My first ever metrics created for quality was number of defects detected in production. This was a good discussion tool, but was missing out something. I have subsequently supplemented it with code coverage and others. They were sounding a bit subjective to me. This was until I have discovered The DORA Metrics.
To quote myself :):
Not measuring things reliably is like not knowing how much money you have, just because you are afraid to look up your balance sheet. Or worse! Purposely hiding your balance sheet. This is why [I like to] employ well researched, engineering-focused DORA metrics, so that our results can be reasonably judged and we review these results daily, to achieve success.Source: https://www.linkedin.com/pulse/communitea-gustaw-fit-adele-lewis/?trackingId=M0OmAGHRQx6jDG5MOpUztQ%3D%3D
The last, fifth process rule for achieving quality is measuring the right things.
The story comes to an end here. I would like to highlight that on top of all the rules of the war, there is always the open, flexible and accepting company culture. Nothing and no amount of process or improvements will replace having the right people.
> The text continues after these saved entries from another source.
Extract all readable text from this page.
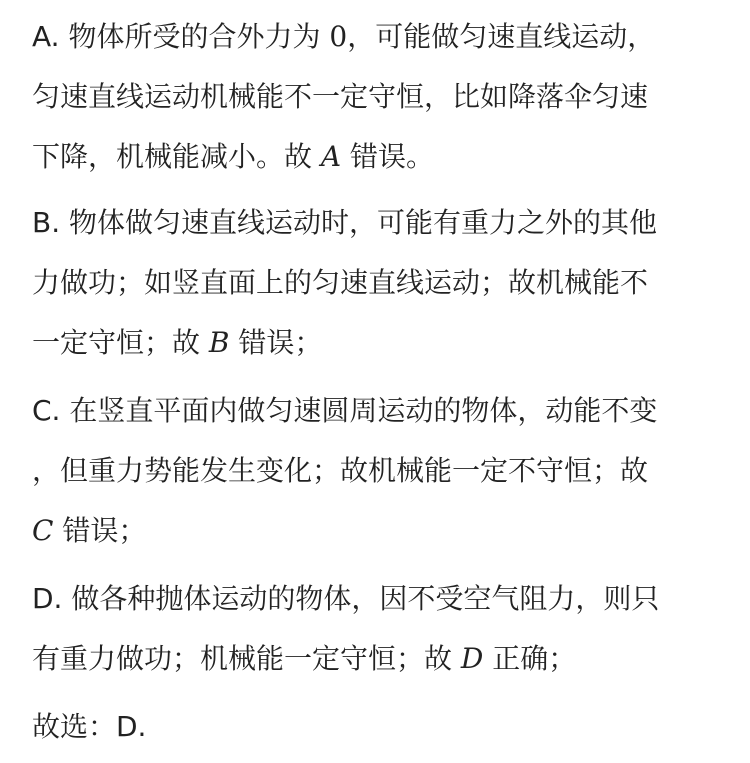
A. 物体所受的合外力为 0，可能做匀速直线运动，
匀速直线运动机械能不一定守恒，比如降落伞匀速
下降，机械能减小。故 A 错误。
B. 物体做匀速直线运动时，可能有重力之外的其他
力做功；如竖直面上的匀速直线运动；故机械能不
一定守恒；故 B 错误；
C. 在竖直平面内做匀速圆周运动的物体，动能不变
，但重力势能发生变化；故机械能一定不守恒；故
C 错误；
D. 做各种抛体运动的物体，因不受空气阻力，则只
有重力做功；机械能一定守恒；故 D 正确；
故选：D.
The efficiencies you gain, are actually outsourced to automation, more work for client teams or you can outsource your complexity. The effort does not disappear!
This post is also slightly opinionated and based strictly on my experiences. Apologies if my views came out as too aggressive. If anything, I really encourage a discussion – I will make every effort to respond to each comment!
Wrapping up. My five components of the software quality are:
- sales and marketing knowing what exactly their clients need and not everything at once
- strong code/product ownership by a dedicated engineering team
- being able to achieve repetitive results with minimal manual efforts
- the ability of the organization to outsource complexity
- measuring the right things
This should all be supported by the right company culture and obviously adapting based on the lessons learned.